[Update: Maine also announced this week that hurricane deductibles would not apply for Sandy-related claims in the state. The Maine Bureau of Insurance told Insurance Journal Monday, Nov. 5, that hurricane deductibles will not apply since no hurricane warnings were posted in Maine.]
Delaware, Pennsylvania, Rhode Island and the District of Columbia have declared that hurricane deductibles won’t be applicable for Sandy-related claims in their jurisdictions. They are joining New York, New Jersey, Maryland and Connecticut that made similar announcements after Sandy slammed into the New Jersey shoreline.
Last Friday, Nov. 2, Delaware Insurance Commissioner Karen Weldin Stewart issued a bulletin announcing that Delaware homeowners will not face higher-cost hurricane deductibles resulting from the impact of Storm Sandy.
Commissioner Stewart notified the industry last Friday that based on data from the National Weather Service, Sandy did not have sustained hurricane-force winds when it made land in Delaware.
Therefore, she said, companies may not impose a hurricane deductible on Delaware claims. “We will continue to closely monitor the industry to guarantee that carriers are complying with all state insurance laws,” said Commissioner Stewart.
Meanwhile, Pennsylvania Gov. Tom Corbett announced last Thursday, Nov. 1, that Pennsylvania homeowners will not have to pay hurricane deductibles on insurance claims stemming from damage caused by Sandy.
“Insurance deductibles could have added significant costs to Pennsylvanians already struggling to clean up and rebuild after Hurricane Sandy,” said Gov. Corbett. “Insurance companies have deployed catastrophe teams to Pennsylvania and they have been advised that hurricane deductibles should not be applied to any homeowner’s insurance claims.”
Pennsylvania regulators said some homeowner’s insurance policies for properties in Pennsylvania have special “hurricane,” “tropical storm” or “named storm” deductibles based on a percentage of a property’s insured value. These deductibles typically range from one percent of a home’s insured value to five percent.

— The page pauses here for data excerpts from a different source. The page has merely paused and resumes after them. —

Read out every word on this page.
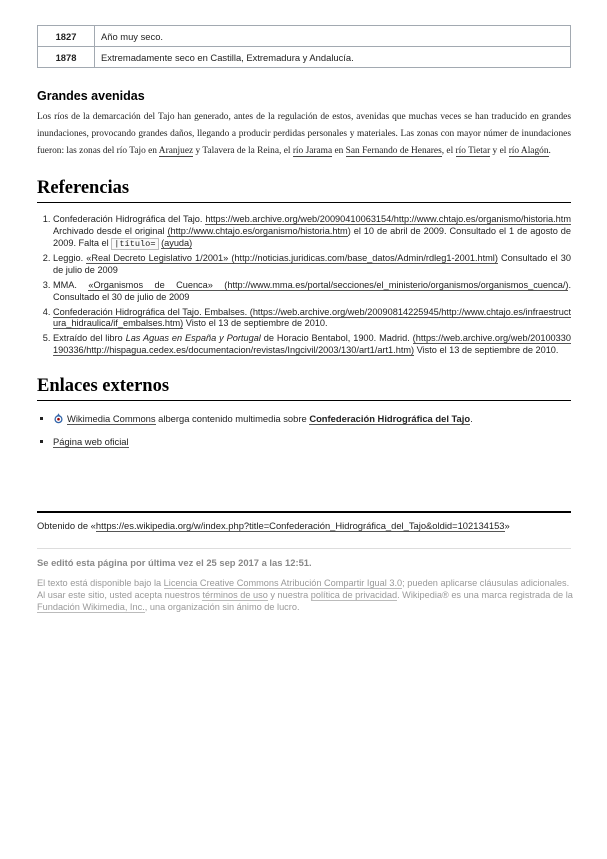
1827	Año muy seco.
1878	Extremadamente seco en Castilla, Extremadura y Andalucía.
Grandes avenidas

Los ríos de la demarcación del Tajo han generado, antes de la regulación de estos, avenidas que muchas veces se han traducido en grandes inundaciones, provocando grandes daños, llegando a producir perdidas personales y materiales. Las zonas con mayor númer de inundaciones fueron: las zonas del río Tajo en Aranjuez y Talavera de la Reina, el río Jarama en San Fernando de Henares, el río Tietar y el río Alagón.

Referencias
1. Confederación Hidrográfica del Tajo. https://web.archive.org/web/20090410063154/http://www.chtajo.es/organismo/historia.htm Archivado desde el original (http://www.chtajo.es/organismo/historia.htm) el 10 de abril de 2009. Consultado el 1 de agosto de 2009. Falta el |título= (ayuda)
2. Leggio. «Real Decreto Legislativo 1/2001» (http://noticias.juridicas.com/base_datos/Admin/rdleg1-2001.html) Consultado el 30 de julio de 2009
3. MMA. «Organismos de Cuenca» (http://www.mma.es/portal/secciones/el_ministerio/organismos/organismos_cuenca/). Consultado el 30 de julio de 2009
4. Confederación Hidrográfica del Tajo. Embalses. (https://web.archive.org/web/20090814225945/http://www.chtajo.es/infraestructura_hidraulica/if_embalses.htm) Visto el 13 de septiembre de 2010.
5. Extraído del libro Las Aguas en España y Portugal de Horacio Bentabol, 1900. Madrid. (https://web.archive.org/web/20100330190336/http://hispagua.cedex.es/documentacion/revistas/Ingcivil/2003/130/art1/art1.htm) Visto el 13 de septiembre de 2010.
Enlaces externos
▪ Wikimedia Commons alberga contenido multimedia sobre Confederación Hidrográfica del Tajo.
▪ Página web oficial
Obtenido de «https://es.wikipedia.org/w/index.php?title=Confederación_Hidrográfica_del_Tajo&oldid=102134153»
Se editó esta página por última vez el 25 sep 2017 a las 12:51.
El texto está disponible bajo la Licencia Creative Commons Atribución Compartir Igual 3.0; pueden aplicarse cláusulas adicionales. Al usar este sitio, usted acepta nuestros términos de uso y nuestra política de privacidad. Wikipedia® es una marca registrada de la Fundación Wikimedia, Inc., una organización sin ánimo de lucro.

“We are very pleased with the initial, proactive response we’re seeing from insurance companies and their commitment to helping Pennsylvanians recover,” Pennsylvania Insurance Commissioner Michael Consedine said. “Insurance companies are experts in managing risk and responding to disaster. We will actively monitor the insurance industry to ensure they are fulfilling their commitments to their policyholders.”
Also last week, Rhode Island Insurance Superintendent Joseph Torti issued an industry alert, notifying insurers that based on information from the National Weather Service, a “Hurricane Warning” was not issued for the State of Rhode Island. “Therefore, pursuant to R.I. Gen. Laws § 27-76 and Insurance Regulation 110, Section 4F, insurers may not impose a hurricane deductible on Rhode Island residential claims,” Superintendent Torti stated.
Additionally, Washington, D.C., Insurance Commissioner William White informed the industry that even though the storm was initially labeled “Hurricane Sandy,” the District of Columbia did not sustain hurricane force winds associated with the storm. “Therefore, insurers may not impose a hurricane deductible on any claims submitted by District residents,” said Commissioner White.